The fight against privatization in El Salvador does not stop here. The social movement that was triggered off by the long and determined strike of the healthcare workers has shown that these are not exercises in futility. Many other countries, including the US, have faced severe opposition to privatization of key public services, most notably in health. The Central American countries like Nicaragua, Guatemala are all facing massive protests against privatization threats posed by CAFTA. The protests are not only against privatization, they are also against a CAFTA that gives them disadvantages rather than advantages. But Salvadorans have taken protests to a greater level. By going without hospital facilities but still continuing to widely support the strike over nine long months, they have carried awareness of issues such as privatization and trade reforms to new heights and created a mass movement much broader and deeper in scope than merely a strike of workers within one sector. Both the number of protestors in the marches as well as opinion polls has shown the extensiveness of the support among Salvadorans. Statistics provided by the UCA (Central American University ran by the Jesuits) showed that 89% of Salvadoran’s are against the privatization of health care and 70% supported the healthcare workers strike.

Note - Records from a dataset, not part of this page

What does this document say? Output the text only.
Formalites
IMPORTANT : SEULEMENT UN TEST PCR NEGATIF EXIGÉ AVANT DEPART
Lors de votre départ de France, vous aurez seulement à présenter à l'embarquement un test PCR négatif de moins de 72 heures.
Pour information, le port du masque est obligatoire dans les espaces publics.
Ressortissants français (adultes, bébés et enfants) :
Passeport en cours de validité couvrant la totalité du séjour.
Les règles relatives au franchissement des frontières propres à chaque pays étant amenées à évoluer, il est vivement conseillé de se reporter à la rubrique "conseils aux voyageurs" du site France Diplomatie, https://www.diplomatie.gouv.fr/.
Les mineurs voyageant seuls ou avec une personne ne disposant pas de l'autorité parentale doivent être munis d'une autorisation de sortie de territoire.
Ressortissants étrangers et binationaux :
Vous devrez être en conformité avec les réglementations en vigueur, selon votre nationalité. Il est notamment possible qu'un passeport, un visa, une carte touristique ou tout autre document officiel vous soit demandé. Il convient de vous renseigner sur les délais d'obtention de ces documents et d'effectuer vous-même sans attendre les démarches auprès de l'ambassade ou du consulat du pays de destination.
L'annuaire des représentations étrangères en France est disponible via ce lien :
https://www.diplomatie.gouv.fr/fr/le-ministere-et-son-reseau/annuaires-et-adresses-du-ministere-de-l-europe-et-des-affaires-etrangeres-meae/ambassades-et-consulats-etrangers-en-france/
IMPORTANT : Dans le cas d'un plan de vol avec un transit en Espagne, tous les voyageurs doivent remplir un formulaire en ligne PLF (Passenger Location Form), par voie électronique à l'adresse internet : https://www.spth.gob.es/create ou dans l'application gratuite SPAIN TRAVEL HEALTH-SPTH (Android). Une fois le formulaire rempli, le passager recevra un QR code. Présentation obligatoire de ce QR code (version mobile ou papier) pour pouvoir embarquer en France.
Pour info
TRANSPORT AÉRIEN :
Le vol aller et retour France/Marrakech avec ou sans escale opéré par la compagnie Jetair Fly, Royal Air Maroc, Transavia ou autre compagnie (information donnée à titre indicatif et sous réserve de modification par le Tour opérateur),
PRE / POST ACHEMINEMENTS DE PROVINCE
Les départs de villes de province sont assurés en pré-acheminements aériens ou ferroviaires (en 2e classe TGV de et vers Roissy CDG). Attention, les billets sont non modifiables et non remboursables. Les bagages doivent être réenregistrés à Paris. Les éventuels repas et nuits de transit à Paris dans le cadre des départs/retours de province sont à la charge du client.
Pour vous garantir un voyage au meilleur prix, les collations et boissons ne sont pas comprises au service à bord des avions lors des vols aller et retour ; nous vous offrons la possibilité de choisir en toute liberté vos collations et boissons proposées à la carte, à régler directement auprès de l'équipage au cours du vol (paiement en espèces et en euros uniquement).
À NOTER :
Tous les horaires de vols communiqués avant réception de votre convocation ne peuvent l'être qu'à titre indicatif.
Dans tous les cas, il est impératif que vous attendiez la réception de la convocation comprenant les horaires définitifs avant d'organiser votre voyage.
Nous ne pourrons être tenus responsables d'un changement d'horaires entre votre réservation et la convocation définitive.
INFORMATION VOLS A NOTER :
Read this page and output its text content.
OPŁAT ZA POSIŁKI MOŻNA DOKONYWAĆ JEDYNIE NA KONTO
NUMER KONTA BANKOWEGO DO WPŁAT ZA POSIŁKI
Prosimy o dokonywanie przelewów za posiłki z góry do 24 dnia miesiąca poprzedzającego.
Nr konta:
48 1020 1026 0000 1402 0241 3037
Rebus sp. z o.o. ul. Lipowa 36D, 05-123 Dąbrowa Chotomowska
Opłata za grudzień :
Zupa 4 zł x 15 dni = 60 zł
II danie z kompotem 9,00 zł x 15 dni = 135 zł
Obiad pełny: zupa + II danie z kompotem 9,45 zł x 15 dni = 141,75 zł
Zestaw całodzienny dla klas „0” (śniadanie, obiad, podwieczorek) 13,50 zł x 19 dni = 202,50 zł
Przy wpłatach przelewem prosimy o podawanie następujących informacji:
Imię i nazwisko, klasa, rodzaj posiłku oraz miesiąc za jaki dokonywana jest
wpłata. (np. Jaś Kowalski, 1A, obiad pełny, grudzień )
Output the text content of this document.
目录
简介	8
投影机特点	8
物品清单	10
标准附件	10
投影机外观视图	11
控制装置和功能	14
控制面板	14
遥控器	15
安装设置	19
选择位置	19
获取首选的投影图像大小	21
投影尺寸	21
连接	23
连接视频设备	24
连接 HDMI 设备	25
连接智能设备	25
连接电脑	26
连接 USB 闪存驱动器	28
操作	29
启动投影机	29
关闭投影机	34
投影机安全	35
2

Considering that El Salvador has been the “good boy” under ARENA’s leadership – it has been privatizing its financial and industrial sectors with eager zeal, servicing its debt, and has also been diligently reducing its tariff barriers under the WTO regulations – the force of the protests against policies pursued by its government comes as an even bigger surprise and more of a blow for powers like the US. ARENA’s dismal showing in the recent elections also prove that no government can afford to take their peoples’ opinion for granted nor can imperialist powers expect meek governments to agree to their dictates and remain in power at the same time. For that the policies of extensive privatization and opening up must show direct and obvious benefits which, from the world-wide experience, they have failed to do.
Finally, the fact that the healthcare workers in El Salvador, despite their appeasement by the government, very much intend to be part of all future programmes like campaigns against the privatization of water, does indeed point to the fact that the social movement in El Salvador has touched a level that goes beyond narrow selfish interests. And it is here that the strength of the movement lies.